Comparison of soil bacterial communities in rhizospheres of three plant species and the interspaces in an arid grassland

Abstract

Soil bacteria are important contributors to primary productivity and nutrient cycling in arid land ecosystems, and their populations may be greatly affected by changes in environmental conditions. In parallel studies, the composition of the total bacterial community and of members of the Acidobacterium division were assessed in arid grassland soils using terminal restriction fragment length polymorphism (TRF, also known as T-RFLP) analysis of 16S rRNA genes amplified from soil DNA. Bacterial communities associated with the rhizospheres of the native bunchgrasses Stipa hymenoides and Hilaria jamesii, the invading annual grass Bromus tectorum, and the interspaces colonized by cyanobacterial soil crusts were compared at three depths. When used in a replicated field-scale study, TRF analysis was useful for identifying broad-scale, consistent differences in the bacterial communities in different soil locations, over the natural microscale heterogeneity of the soil. The compositions of the total bacterial community and Acidobacterium division in the soil crust interspaces were significantly different from those of the plant rhizospheres. Major differences were also observed in the rhizospheres of the three plant species and were most apparent with analysis of the Acidobacterium division. The total bacterial community and the Acidobacterium division bacteria were affected by soil depth in both the interspaces and plant rhizospheres. This study provides a baseline for monitoring bacterial community structure and dynamics with changes in plant cover and environmental conditions in the arid grasslands.

FIG. 1.

Relationships between soil bacterial communities associated with interspaces (I) and the rhizospheres of Hilaria (H), Stipa (S), and Bromus (B) plants in an arid grassland, illustrated by UPGMA dendrograms generated from Jaccard distance matrices of TRF profiles. The y axis is the Jaccard distance measure.

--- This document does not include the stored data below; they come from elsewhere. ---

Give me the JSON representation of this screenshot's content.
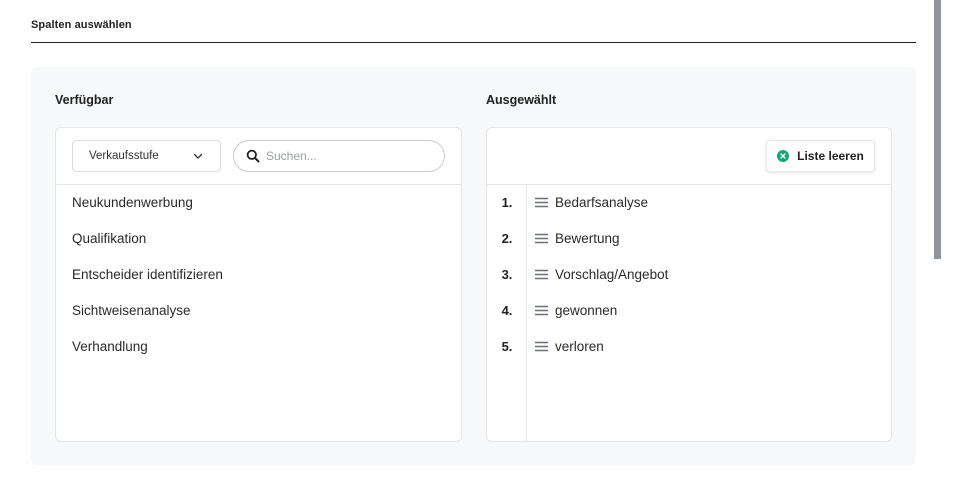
{
  "section": {
    "title": "Spalten auswählen"
  },
  "available": {
    "title": "Verfügbar",
    "filter_select": {
      "selected": "Verkaufsstufe"
    },
    "search": {
      "placeholder": "Suchen...",
      "value": ""
    },
    "items": [
      {
        "label": "Neukundenwerbung"
      },
      {
        "label": "Qualifikation"
      },
      {
        "label": "Entscheider identifizieren"
      },
      {
        "label": "Sichtweisenanalyse"
      },
      {
        "label": "Verhandlung"
      }
    ]
  },
  "selected": {
    "title": "Ausgewählt",
    "clear_button": "Liste leeren",
    "items": [
      {
        "num": "1.",
        "label": "Bedarfsanalyse"
      },
      {
        "num": "2.",
        "label": "Bewertung"
      },
      {
        "num": "3.",
        "label": "Vorschlag/Angebot"
      },
      {
        "num": "4.",
        "label": "gewonnen"
      },
      {
        "num": "5.",
        "label": "verloren"
      }
    ]
  },
  "icons": {
    "select": "chevron-down-icon",
    "search": "search-icon",
    "clear": "close-circle-icon",
    "drag": "drag-handle-icon"
  },
  "colors": {
    "accent_green": "#17a673",
    "panel_bg": "#f7f8f9",
    "border": "#e3e5e8"
  }
}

Panels A to C illustrate comparisons of the total bacterial community by PCR amplification of the 16S rRNA gene from soil DNA using primers conserved for all bacteria, followed by generation of TRF profiles. Panels D to F illustrate a similar analysis that focused on the Acidobacterium division. Each branch on a tree represents a field sample comprised of three pooled soil cores and a combination of three technical replicate TRF profiles that were averaged as described in the text. Because of significant differences between communities associated with different soil depths, comparisons between the plants are confined to a single depth. For the total bacterial community comparison, one of the Stipa samples at a depth of 10 to 20 cm was lost during processing and is missing from the figure.

FIG. 2.

Relationships between the Acidobacterium division bacterial communities by PCA. Acidobacterium division bacterial communities from the interspaces (I) and from the rhizospheres of Hilaria (H), Stipa (S), and Bromus (B) plants at a soil depth of 20 to 30 cm are shown. The proportion of variance for the first, second, and third components was 0.2441, 0.1913, and 0.1523, respectively. The first and second components explained 43.5% of the variability, and the first and third components explained 39.6% of the variability.

FIG. 3.

Relationships between soil bacterial communities at three depths in four different environments in an arid grassland, illustrated by UPGMA dendrograms generated from Jaccard distance matrices of TRF profiles. The y axis is the Jaccard distance measure. Panels A to D illustrate comparisons of the total bacterial community by PCR amplification of 16S rRNA genes from soil DNA using primers conserved for all bacteria, followed by generation of TRF profiles. Panels E to H illustrate a similar analysis that focused on the Acidobacterium division. Each branch on a tree represents a field sample comprised of three pooled soil cores and a combination of three technical replicate TRF profiles that were averaged as described in the text. Because of significant differences between communities associated with the different grass species, comparisons between soil depths are confined to a single plant species or the interspace. In the figure, 0, 10, and 20 represent soil from a depth of 0 to 10, 10 to 20, and 20 to 30 cm, respectively. For the total bacterial community comparison, one of the Stipa samples at a depth of 10 to 20 cm was lost during processing and is missing from the figure.

FIG. 4.

Seasonal changes in volumetric water content in study site soils at three soil depths from February to May in 1998.